Many of the most widely publicized agile software development case studies come from the successful Internet players who exhibit both high revenue and high profit growth. They have been able to invest substantially in the development of automation tooling that supports the rapid deployment of new software services. Many also contribute parts of their internal development efforts to the open-source software community, but never a complete solution. This leaves more traditional organizations and enterprises to choose between developing a complete solution or gluing together pieces and parts from the open source community to automate their agile software development initiatives. Without automating infrastructure configuration and management together with code management, agile software development is not agile.

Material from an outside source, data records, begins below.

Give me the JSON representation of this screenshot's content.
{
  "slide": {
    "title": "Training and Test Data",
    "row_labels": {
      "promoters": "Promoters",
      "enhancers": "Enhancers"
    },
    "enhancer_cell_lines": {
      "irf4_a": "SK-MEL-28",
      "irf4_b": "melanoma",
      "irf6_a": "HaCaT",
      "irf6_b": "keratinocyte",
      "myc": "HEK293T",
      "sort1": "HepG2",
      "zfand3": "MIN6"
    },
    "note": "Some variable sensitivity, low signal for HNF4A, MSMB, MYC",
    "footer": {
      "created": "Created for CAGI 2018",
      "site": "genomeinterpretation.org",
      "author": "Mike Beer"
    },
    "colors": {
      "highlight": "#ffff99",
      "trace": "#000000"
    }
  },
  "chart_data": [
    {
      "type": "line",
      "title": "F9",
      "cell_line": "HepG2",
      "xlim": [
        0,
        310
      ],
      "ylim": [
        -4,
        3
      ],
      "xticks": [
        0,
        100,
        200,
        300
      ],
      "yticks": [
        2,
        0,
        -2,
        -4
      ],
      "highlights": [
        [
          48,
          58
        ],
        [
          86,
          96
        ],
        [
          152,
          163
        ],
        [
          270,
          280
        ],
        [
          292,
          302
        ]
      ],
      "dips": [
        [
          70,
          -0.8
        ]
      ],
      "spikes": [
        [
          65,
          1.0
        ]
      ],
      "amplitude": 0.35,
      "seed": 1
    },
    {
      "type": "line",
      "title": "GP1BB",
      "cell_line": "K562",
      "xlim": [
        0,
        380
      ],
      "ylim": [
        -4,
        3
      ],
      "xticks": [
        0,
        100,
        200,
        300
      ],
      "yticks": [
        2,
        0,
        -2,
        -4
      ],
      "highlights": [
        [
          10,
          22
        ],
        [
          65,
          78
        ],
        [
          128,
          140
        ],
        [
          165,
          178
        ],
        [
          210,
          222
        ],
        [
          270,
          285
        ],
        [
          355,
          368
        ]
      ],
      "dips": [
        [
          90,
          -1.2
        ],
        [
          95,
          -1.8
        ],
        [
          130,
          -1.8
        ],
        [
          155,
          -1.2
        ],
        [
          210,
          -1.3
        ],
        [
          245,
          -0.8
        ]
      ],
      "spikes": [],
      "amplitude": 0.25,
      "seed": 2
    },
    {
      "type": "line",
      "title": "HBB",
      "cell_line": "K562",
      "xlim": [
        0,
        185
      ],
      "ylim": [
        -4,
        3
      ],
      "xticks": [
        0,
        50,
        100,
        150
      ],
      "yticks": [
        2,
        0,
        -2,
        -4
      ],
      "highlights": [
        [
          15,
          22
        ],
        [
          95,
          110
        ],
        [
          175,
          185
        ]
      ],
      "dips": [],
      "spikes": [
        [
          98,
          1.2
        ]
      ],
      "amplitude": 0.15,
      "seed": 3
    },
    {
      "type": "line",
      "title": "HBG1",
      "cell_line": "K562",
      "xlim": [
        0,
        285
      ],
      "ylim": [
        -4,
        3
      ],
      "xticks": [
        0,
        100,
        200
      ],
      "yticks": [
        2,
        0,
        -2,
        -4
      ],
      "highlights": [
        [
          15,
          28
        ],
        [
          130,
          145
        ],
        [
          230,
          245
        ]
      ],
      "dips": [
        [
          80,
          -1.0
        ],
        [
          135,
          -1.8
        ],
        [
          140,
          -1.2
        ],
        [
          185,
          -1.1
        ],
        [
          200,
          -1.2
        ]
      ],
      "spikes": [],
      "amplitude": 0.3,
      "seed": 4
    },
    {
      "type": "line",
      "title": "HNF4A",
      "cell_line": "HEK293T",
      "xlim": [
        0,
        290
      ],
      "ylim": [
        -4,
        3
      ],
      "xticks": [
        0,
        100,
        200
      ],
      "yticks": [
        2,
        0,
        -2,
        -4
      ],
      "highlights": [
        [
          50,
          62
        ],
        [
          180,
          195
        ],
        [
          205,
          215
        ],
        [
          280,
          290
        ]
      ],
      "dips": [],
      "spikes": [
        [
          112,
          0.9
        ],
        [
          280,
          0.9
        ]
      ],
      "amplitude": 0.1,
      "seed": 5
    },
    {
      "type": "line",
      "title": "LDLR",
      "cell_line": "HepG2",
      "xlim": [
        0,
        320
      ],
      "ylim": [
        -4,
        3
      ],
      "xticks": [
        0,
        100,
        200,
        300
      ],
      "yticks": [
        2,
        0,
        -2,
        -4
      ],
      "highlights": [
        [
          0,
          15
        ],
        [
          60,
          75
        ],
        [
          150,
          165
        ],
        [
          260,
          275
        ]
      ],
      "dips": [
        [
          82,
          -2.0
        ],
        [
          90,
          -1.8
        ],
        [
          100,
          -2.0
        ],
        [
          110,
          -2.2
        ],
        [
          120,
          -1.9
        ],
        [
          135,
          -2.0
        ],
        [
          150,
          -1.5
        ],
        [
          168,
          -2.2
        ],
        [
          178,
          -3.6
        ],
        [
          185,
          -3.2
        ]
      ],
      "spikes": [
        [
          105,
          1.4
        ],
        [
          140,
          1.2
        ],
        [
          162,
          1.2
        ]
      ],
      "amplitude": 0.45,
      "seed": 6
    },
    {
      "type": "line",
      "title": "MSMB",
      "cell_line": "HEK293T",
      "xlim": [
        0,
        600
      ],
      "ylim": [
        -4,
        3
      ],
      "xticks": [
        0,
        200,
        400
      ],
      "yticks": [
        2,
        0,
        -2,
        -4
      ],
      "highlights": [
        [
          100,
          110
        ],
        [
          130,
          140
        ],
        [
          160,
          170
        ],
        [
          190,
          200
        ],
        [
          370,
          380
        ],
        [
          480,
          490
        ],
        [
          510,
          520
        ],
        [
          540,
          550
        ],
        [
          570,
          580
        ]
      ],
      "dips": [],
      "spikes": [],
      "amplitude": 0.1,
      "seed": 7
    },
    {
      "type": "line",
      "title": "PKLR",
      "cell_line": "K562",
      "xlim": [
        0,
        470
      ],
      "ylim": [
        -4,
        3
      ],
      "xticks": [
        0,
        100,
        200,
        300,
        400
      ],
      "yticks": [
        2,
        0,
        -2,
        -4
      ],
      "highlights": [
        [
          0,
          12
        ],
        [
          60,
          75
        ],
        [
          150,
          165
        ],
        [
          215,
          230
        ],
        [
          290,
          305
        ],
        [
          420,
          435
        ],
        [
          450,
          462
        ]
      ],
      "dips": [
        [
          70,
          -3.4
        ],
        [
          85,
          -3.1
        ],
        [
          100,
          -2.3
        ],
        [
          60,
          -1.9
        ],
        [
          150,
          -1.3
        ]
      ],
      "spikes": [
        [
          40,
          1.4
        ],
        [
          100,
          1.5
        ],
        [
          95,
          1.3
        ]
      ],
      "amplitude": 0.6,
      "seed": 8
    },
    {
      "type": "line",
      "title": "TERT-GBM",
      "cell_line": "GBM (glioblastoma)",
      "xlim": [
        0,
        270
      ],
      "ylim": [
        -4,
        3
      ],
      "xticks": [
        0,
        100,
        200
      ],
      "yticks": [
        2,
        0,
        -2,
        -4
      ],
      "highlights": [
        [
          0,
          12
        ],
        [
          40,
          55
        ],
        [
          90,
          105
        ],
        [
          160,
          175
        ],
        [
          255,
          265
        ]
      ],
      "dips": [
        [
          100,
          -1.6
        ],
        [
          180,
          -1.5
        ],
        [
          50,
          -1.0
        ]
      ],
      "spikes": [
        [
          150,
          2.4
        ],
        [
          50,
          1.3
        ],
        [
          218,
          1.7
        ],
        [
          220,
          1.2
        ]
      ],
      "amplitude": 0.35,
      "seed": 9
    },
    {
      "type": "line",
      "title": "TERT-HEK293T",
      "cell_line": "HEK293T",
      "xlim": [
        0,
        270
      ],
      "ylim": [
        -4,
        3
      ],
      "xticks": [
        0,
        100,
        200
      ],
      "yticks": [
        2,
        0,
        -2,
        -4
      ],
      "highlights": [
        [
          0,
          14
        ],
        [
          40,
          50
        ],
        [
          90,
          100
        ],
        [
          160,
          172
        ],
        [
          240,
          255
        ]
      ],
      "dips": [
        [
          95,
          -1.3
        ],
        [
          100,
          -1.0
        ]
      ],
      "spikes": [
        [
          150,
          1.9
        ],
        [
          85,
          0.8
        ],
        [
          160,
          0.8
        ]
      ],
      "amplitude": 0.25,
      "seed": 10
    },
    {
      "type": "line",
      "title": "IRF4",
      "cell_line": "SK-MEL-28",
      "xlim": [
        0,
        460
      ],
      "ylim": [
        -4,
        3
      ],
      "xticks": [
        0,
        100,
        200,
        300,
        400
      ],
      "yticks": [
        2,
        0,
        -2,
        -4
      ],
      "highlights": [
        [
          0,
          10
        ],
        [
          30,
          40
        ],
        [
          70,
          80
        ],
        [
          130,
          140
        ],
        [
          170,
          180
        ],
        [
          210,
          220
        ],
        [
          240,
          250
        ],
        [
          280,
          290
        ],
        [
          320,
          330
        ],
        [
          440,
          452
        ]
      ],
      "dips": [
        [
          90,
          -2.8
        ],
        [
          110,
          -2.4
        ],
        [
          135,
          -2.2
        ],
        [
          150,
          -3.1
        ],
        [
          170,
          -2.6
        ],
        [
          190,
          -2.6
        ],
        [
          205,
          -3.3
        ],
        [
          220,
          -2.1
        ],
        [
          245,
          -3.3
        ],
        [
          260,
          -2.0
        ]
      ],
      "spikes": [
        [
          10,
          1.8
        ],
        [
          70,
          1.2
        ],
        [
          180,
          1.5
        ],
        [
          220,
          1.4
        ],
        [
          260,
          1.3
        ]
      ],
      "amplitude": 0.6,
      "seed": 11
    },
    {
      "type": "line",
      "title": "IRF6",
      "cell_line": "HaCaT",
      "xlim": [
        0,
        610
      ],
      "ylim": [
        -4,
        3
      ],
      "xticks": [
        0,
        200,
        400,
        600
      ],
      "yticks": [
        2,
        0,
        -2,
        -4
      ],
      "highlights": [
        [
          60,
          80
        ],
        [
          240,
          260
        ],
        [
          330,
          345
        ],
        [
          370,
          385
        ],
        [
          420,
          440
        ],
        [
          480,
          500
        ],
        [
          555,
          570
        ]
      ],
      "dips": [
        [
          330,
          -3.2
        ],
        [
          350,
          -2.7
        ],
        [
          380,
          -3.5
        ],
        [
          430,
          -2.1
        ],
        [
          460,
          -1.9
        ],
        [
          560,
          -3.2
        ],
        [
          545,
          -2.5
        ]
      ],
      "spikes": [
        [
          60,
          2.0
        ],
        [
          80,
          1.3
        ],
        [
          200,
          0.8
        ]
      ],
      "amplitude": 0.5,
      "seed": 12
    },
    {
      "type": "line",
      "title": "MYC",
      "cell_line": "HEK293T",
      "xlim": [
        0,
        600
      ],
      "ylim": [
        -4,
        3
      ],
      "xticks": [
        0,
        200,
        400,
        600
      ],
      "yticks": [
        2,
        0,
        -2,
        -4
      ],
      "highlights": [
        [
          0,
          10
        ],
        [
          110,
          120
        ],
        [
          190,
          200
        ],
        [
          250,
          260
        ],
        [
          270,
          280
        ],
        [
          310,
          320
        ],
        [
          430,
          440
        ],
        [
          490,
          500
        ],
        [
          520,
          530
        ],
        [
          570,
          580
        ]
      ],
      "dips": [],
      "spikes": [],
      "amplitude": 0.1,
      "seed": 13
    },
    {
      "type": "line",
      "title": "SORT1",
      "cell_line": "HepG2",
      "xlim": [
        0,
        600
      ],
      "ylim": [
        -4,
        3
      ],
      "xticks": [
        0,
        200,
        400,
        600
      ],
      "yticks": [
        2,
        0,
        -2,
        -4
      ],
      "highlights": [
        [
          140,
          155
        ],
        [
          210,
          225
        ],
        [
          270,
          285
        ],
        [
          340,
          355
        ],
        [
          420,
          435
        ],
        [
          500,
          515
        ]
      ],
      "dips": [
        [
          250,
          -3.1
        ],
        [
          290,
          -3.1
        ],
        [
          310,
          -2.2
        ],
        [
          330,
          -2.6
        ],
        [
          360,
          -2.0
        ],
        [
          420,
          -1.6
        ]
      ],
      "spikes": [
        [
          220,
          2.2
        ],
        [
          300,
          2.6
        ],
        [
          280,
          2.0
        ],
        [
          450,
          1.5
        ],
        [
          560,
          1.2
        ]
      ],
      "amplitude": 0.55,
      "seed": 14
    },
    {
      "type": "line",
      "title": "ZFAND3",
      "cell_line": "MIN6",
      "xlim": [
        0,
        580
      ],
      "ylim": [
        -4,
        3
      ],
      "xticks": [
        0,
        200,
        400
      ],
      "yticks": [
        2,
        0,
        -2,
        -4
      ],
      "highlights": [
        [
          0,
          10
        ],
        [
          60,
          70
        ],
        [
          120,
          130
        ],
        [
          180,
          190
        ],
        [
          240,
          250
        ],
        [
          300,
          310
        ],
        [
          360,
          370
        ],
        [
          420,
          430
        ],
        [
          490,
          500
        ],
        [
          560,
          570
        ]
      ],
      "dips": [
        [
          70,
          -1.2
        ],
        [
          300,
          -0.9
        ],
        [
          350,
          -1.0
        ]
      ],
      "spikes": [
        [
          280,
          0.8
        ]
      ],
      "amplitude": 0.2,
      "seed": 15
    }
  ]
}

Software developers working in environments that lack important tooling for IT automation often experience extended periods of downtime waiting for resources. Jump-starting a new development project can require creating numerous service request tickets for compute, storage, networking configuration, security credentials, and others – each of which may generate several additional tickets for supporting resource(s). A storage administrator may need networking configuration support that is separate and independent from what the developers have requested for client access to the application or specialized port configurations between layers in a multi-layer service design. Completion of these complex and interdependent sets of service requests can easily lead to missed service level agreements if any one resource misses a deadline for a task that must be completed before other teams can do their part.

Software development teams have tried to eliminate delays caused by a lack of infrastructure automation by moving to a contract cloud provider. Though these teams have seen some improvements in generating proof-of-concepts or in creating simple function-as-a-service offerings, the skills required to configure networking plus manage multi-level compute and storage assets for modern microservices remains challenging in all cloud environments that lack true multi-function automation.